Sun Computers Inc., a Carson-based computer retail chain and one of the county's largest minority-owned enterprises, has defaulted on a loan and suspended operations, company officials and a major creditor said Thursday.
Sun's troubles are the latest sign of distress in computer retailing, which has been rocked by slow sales and pinched by falling machinery prices.
Sun, founded in 1980, has been one of the Southland's larger Apple computer dealers. Company officials were not available to comment on the current size of the chain or the number of employees, but Sun had at least 10 stores in Southern California as of March 30, when the company advertised a clearance sale at those locations.
A spokeswoman for Apple Computers said customers can get information on service for the computers they purchased at Sun by calling Apple headquarters in Cupertino, Calif.
Transamerica Commercial Finance, a Chicago-based division of San Francisco-based Transamerica Corp., said Thursday that it is one of a number of creditors taking foreclosure action against Sun Computers. Sun Computers agreed to allow Transamerica to take computer equipment from its inventory as loan collateral, said Richard Olsen, vice president for communications at Transamerica's San Francisco headquarters.
"Transamerica is foreclosing on our collateral, which is their inventory, in concert with other major creditors of Sun Computers because of default on payments that were due us," Olsen said.
Olsen would not comment on the value of its loan to Sun, but said it amounted to more than $1 million. He said Transamerica, a financial services giant, brought its default claims by filing a lawsuit in Los Angeles County earlier this month.
Transamerica has not dropped its suit, but it has reached an "interim agreement" with Sun that allows it to assume control of computer equipment at Sun stores.
David Sun, founder and chief executive of the retail chain, was not available for comment. However, a Sun Computers executive--who asked for anonymity--said the company was suspending business operations and liquidating its inventory. A Sun salesman, who also asked for anonymity, said he and other employees were told Wednesday not to report to work on Thursday.
Telephones at some Los Angeles-area Sun stores were not answered Thursday.
A recently published survey based on data from minority businesses placed Sun Computers third among Los Angeles County's largest minority-owned enterprises. The ranking, based on 1990 sales, indicated that Sun had $76 million in revenue--making it the highest-ranked Asian firm on the list.
Sun's troubles appeared to be sudden. David Sun--quoted in November in Computer Reseller News, an East Coast trade publication--said he was planning to expand his operation.
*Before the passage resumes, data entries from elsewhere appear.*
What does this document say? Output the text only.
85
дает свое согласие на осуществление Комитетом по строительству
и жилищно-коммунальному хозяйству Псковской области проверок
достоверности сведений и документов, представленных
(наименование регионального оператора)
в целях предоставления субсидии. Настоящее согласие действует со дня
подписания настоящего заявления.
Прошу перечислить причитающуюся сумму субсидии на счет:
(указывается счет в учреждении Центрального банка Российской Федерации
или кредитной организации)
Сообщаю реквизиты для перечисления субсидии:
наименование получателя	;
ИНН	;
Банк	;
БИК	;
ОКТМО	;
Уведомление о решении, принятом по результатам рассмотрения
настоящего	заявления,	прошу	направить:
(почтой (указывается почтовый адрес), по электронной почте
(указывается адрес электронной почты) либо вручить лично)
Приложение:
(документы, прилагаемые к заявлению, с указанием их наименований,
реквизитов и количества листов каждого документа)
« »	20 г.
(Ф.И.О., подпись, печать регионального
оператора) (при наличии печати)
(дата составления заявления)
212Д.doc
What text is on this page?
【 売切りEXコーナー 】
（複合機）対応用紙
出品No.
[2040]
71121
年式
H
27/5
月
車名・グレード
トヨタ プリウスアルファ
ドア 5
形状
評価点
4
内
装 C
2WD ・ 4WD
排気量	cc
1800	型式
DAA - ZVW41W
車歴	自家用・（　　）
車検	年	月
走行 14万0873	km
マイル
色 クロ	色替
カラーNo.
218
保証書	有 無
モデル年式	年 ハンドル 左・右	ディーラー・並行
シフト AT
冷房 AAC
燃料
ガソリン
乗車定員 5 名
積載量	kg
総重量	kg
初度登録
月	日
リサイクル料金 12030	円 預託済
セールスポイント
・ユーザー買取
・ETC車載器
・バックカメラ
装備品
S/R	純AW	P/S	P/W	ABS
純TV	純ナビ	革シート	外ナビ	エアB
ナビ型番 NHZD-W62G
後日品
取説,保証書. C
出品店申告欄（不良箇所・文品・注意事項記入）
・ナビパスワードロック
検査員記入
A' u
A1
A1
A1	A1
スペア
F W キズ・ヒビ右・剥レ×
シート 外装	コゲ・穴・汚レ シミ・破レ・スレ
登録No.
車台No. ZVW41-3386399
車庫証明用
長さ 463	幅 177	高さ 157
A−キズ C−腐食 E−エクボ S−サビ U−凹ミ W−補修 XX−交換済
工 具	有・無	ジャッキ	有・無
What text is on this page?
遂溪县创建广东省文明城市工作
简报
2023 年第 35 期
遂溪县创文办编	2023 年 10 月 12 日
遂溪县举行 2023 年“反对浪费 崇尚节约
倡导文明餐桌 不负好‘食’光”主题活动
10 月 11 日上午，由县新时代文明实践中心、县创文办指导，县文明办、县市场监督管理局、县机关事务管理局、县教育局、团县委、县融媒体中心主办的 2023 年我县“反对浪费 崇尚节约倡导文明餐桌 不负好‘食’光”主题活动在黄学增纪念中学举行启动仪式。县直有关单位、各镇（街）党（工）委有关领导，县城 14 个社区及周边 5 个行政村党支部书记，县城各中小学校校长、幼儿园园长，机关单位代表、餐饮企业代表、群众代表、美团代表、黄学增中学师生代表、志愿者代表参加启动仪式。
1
He was quoted as saying he was aiming to have 25 store locations and that he was considering taking the company public.
Sun's problems are the latest evidence of difficulty in part of the computer retailing industry. Specialty computer dealers have traditionally lured customers with service and support capabilities that mail-order houses and mass merchandisers were hard-pressed to match. But as buyers have become more knowledgeable, they have become less willing to pay a premium for service.